Elle arpente sa région natale en voiture, à pied, à bicyclette aussi, faisant ressurgir les paysages presque oubliés de l’enfance et pour certains défigurés par la modernité. Elle dépouille les archives recélées dans les musées, les bibliothèques et les mairies, scrute les monuments et les bustes des héros qui ont marqué l’histoire de la région, voire du pays quand ils partaient à la conquête de terres lointaines en colons décidés ou consacraient leur savoir à soigner les pauvres. Et si le pays génère toujours quelques noms retentissants d’une droite extrême c’est que, jouxtant la Vendée, « ce chancre qui dévore le cœur de la République », il est le vivier et reste le ferment d’une résistance au progrès, un frein à l’observance des valeurs républicaines. Les propos sont tranchés, résolument politiques, partisans, ouverts aussi à une lecture dépassionnée de ces contrastes, soucieux de procurer des clés d’interprétation valides à l’échelon local mais aussi à l’échelon national. La tâche est ardue : explorer les socles fondateurs des dogmes conservateurs, fouailler les zones d’ombre de l’histoire, visiter les coulisses d’une mémoire toujours tentée par le déni plus que par le courage de ses actes et de leurs conséquences jusqu’à nos jours.

Tout y passe, les faits, les acteurs, les bras armés de l’histoire, les conquêtes coloniales, les révoltes réprimées dans le sang, ici, là-bas, dans les mines ou à Sétif et sur les bords de Seine, les ravages du poids lexical des noms et des idiomes, la collaboration vichyste dans un passé si proche et ses non-dits, ses zones d’ombre, le racisme ordinaire qui court au plus profond des êtres et des lieux. Nous apprenons ainsi que l’églantine rouge, symbole de la fête du travail promulguée par la SFIO pour commémorer les luttes populaires qui ont ensanglanté la région minière et leurs conquêtes sociales au 19è siècle, a été abolie par Pétain au profit du muguet : la fleur de son mois de naissance et celle de la Vierge Marie !

C’est par une démarche courageuse que cette femme de cœur et de plume part en quête d’une lecture du passé, lointain ou plus récent, qui éclaire les conflits et les comportements dont le pays est devenu le théâtre en boomerang et retour des refoulés de l’histoire. C’est avec des lunettes républicaines exigeantes et lucides qu’elle scrute les temps troublés par l’affrontement des communautarismes, en interroge les racines, les fonctionnements, les errances et les impasses. Il s’agit d’éclairer le présent, déchiffrer les attentes inconscientes, mettre à plat les grands drames de l’histoire contemporaine et leurs conséquences.
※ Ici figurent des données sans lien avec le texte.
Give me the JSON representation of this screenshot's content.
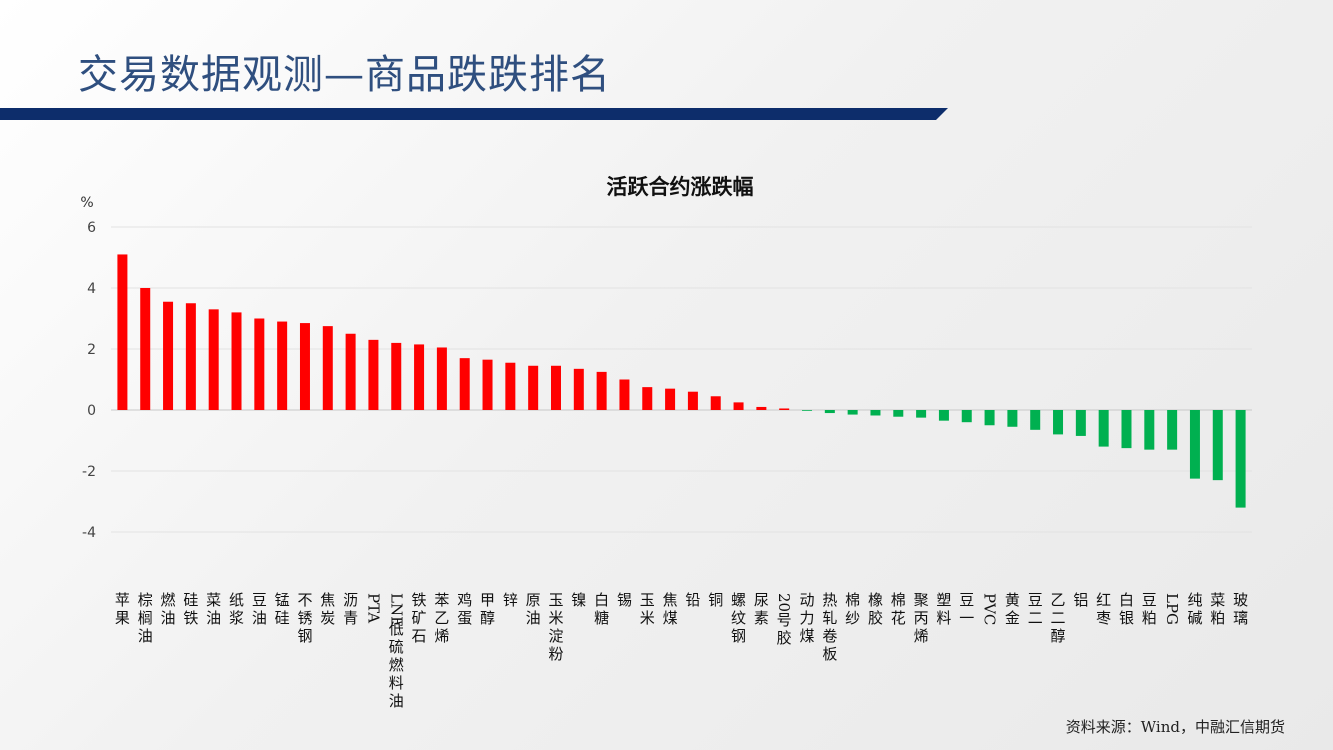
{
  "page": {
    "title": "交易数据观测—商品跌跌排名",
    "source": "资料来源：Wind，中融汇信期货"
  },
  "colors": {
    "up": "#ff0000",
    "down": "#00b050",
    "title": "#2f4f7f",
    "band": "#0d2d6b"
  },
  "chart_data": {
    "type": "bar",
    "title": "活跃合约涨跌幅",
    "unit_label": "%",
    "ylim": [
      -4,
      6
    ],
    "yticks": [
      6,
      4,
      2,
      0,
      -2,
      -4
    ],
    "grid": true,
    "legend": "none",
    "categories": [
      "苹果",
      "棕榈油",
      "燃油",
      "硅铁",
      "菜油",
      "纸浆",
      "豆油",
      "锰硅",
      "不锈钢",
      "焦炭",
      "沥青",
      "PTA",
      "LNE低硫燃料油",
      "铁矿石",
      "苯乙烯",
      "鸡蛋",
      "甲醇",
      "锌",
      "原油",
      "玉米淀粉",
      "镍",
      "白糖",
      "锡",
      "玉米",
      "焦煤",
      "铅",
      "铜",
      "螺纹钢",
      "尿素",
      "20号胶",
      "动力煤",
      "热轧卷板",
      "棉纱",
      "橡胶",
      "棉花",
      "聚丙烯",
      "塑料",
      "豆一",
      "PVC",
      "黄金",
      "豆二",
      "乙二醇",
      "铝",
      "红枣",
      "白银",
      "豆粕",
      "LPG",
      "纯碱",
      "菜粕",
      "玻璃"
    ],
    "values": [
      5.1,
      4.0,
      3.55,
      3.5,
      3.3,
      3.2,
      3.0,
      2.9,
      2.85,
      2.75,
      2.5,
      2.3,
      2.2,
      2.15,
      2.05,
      1.7,
      1.65,
      1.55,
      1.45,
      1.45,
      1.35,
      1.25,
      1.0,
      0.75,
      0.7,
      0.6,
      0.45,
      0.25,
      0.1,
      0.05,
      -0.02,
      -0.1,
      -0.15,
      -0.18,
      -0.22,
      -0.25,
      -0.35,
      -0.4,
      -0.5,
      -0.55,
      -0.65,
      -0.8,
      -0.85,
      -1.2,
      -1.25,
      -1.3,
      -1.3,
      -2.25,
      -2.3,
      -3.2
    ]
  }
}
Sans omettre la Palestine, plaie toujours béante qui gangrène le siècle. Et en reconnaissant les blessures infligées, admettre les justes réparations attendues en retour. Les effets escomptés sont ambitieux : générer une République pacifiée, généreuse, libérée des ombres qui l’encombrent, apte à reconquérir dans la modernité une place qu’elle n’aurait jamais dû renier, promise par les valeurs républicaines de nos révolutions propagées de par le monde.
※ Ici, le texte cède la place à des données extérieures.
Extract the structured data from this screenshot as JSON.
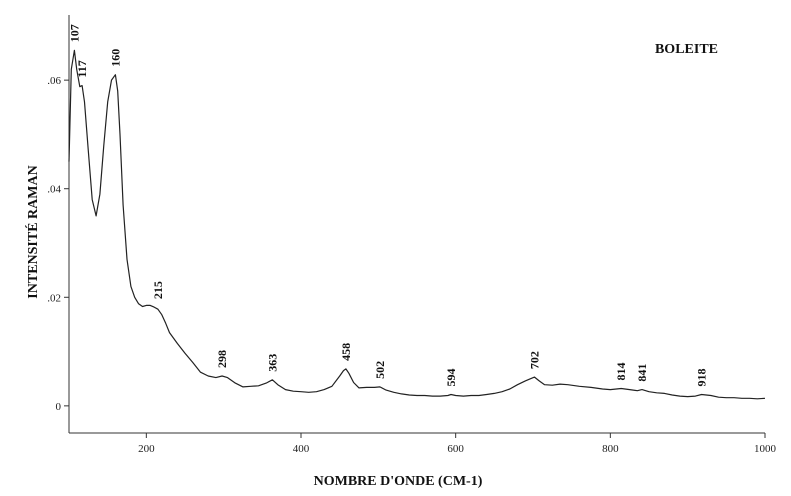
{
  "chart_data": {
    "type": "line",
    "title": "",
    "sample_label": "BOLEITE",
    "xlabel": "NOMBRE D'ONDE (CM-1)",
    "ylabel": "INTENSITÉ RAMAN",
    "xlim": [
      100,
      1000
    ],
    "ylim": [
      -0.005,
      0.072
    ],
    "x_ticks": [
      {
        "value": 200,
        "label": "200"
      },
      {
        "value": 400,
        "label": "400"
      },
      {
        "value": 600,
        "label": "600"
      },
      {
        "value": 800,
        "label": "800"
      },
      {
        "value": 1000,
        "label": "1000"
      }
    ],
    "y_ticks": [
      {
        "value": 0,
        "label": "0"
      },
      {
        "value": 0.02,
        "label": ".02"
      },
      {
        "value": 0.04,
        "label": ".04"
      },
      {
        "value": 0.06,
        "label": ".06"
      }
    ],
    "grid": false,
    "series": [
      {
        "x": [
          100,
          103,
          107,
          110,
          114,
          117,
          120,
          125,
          130,
          135,
          140,
          145,
          150,
          155,
          160,
          163,
          166,
          170,
          175,
          180,
          185,
          190,
          195,
          200,
          205,
          210,
          215,
          220,
          225,
          230,
          240,
          250,
          260,
          270,
          280,
          290,
          298,
          305,
          315,
          325,
          335,
          345,
          355,
          363,
          370,
          380,
          390,
          400,
          410,
          420,
          430,
          440,
          450,
          455,
          458,
          462,
          468,
          475,
          485,
          495,
          502,
          510,
          520,
          530,
          540,
          550,
          560,
          570,
          580,
          590,
          594,
          600,
          610,
          620,
          630,
          640,
          650,
          660,
          670,
          680,
          690,
          695,
          702,
          708,
          715,
          725,
          735,
          745,
          760,
          775,
          790,
          800,
          814,
          825,
          835,
          841,
          850,
          860,
          870,
          880,
          890,
          900,
          910,
          918,
          930,
          940,
          950,
          960,
          970,
          980,
          990,
          1000
        ],
        "y": [
          0.045,
          0.062,
          0.0655,
          0.062,
          0.0588,
          0.059,
          0.056,
          0.047,
          0.038,
          0.035,
          0.039,
          0.048,
          0.056,
          0.06,
          0.061,
          0.058,
          0.05,
          0.037,
          0.027,
          0.022,
          0.02,
          0.0188,
          0.0183,
          0.0185,
          0.0185,
          0.0182,
          0.0178,
          0.0168,
          0.0152,
          0.0135,
          0.0115,
          0.0097,
          0.008,
          0.0062,
          0.0055,
          0.0052,
          0.0055,
          0.0052,
          0.0042,
          0.0035,
          0.0036,
          0.0037,
          0.0042,
          0.0048,
          0.0039,
          0.003,
          0.0027,
          0.0026,
          0.0025,
          0.0026,
          0.003,
          0.0036,
          0.0055,
          0.0065,
          0.0068,
          0.006,
          0.0043,
          0.0033,
          0.0034,
          0.0034,
          0.0035,
          0.0029,
          0.0025,
          0.0022,
          0.002,
          0.0019,
          0.0019,
          0.0018,
          0.0018,
          0.0019,
          0.0021,
          0.0019,
          0.0018,
          0.0019,
          0.0019,
          0.0021,
          0.0023,
          0.0026,
          0.0031,
          0.0039,
          0.0046,
          0.0049,
          0.0053,
          0.0046,
          0.0039,
          0.0038,
          0.004,
          0.0039,
          0.0036,
          0.0034,
          0.0031,
          0.003,
          0.0032,
          0.003,
          0.0028,
          0.003,
          0.0026,
          0.0024,
          0.0023,
          0.002,
          0.0018,
          0.0017,
          0.0018,
          0.0021,
          0.0019,
          0.0016,
          0.0015,
          0.0015,
          0.0014,
          0.0014,
          0.0013,
          0.0014
        ]
      }
    ],
    "annotations": [
      {
        "label": "107",
        "x": 107,
        "y": 0.0655
      },
      {
        "label": "117",
        "x": 117,
        "y": 0.059
      },
      {
        "label": "160",
        "x": 160,
        "y": 0.061
      },
      {
        "label": "215",
        "x": 215,
        "y": 0.0182
      },
      {
        "label": "298",
        "x": 298,
        "y": 0.0055
      },
      {
        "label": "363",
        "x": 363,
        "y": 0.0048
      },
      {
        "label": "458",
        "x": 458,
        "y": 0.0068
      },
      {
        "label": "502",
        "x": 502,
        "y": 0.0035
      },
      {
        "label": "594",
        "x": 594,
        "y": 0.0021
      },
      {
        "label": "702",
        "x": 702,
        "y": 0.0053
      },
      {
        "label": "814",
        "x": 814,
        "y": 0.0032
      },
      {
        "label": "841",
        "x": 841,
        "y": 0.003
      },
      {
        "label": "918",
        "x": 918,
        "y": 0.0021
      }
    ]
  },
  "colors": {
    "line": "#222222",
    "axis": "#333333",
    "background": "#ffffff"
  }
}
Et toujours en fil rouge les vertus et gageures, de plus en plus difficiles à tenir, de l’école républicaine comme réponse possible et remède à ces maux.

Avec cet ouvrage strictement autobiographique qui mêle inextricablement la petite et la grande Histoire, tant singulière que collective, c’est le guide de voyage d’un tourisme éclairé que l’auteure livre aux lecteurs médusés par tant de recherches méticuleuses, de découvertes partagées, de surprises inquiétantes, d’espoir aussi que la foi en l’intelligence prenne le pas sur les obscurantismes, quels qu’ils soient, et la tentation du repli identitaire. N’y cherchons pas les effets de style merveilleux auxquels Danièle Sallenave nous a accoutumés avec plus de trente titres qui ont motivé son admission à l’Académie française en 2011, le ton reste sobre et sérieux, presque austère, celui d’une écriture blanche sans fioriture aucune. Le livre se lit comme un journal de bord qu’elle nous convie à partager avec une belle lampée de blanc fruité des bords de Loire et des coteaux de son pays natal.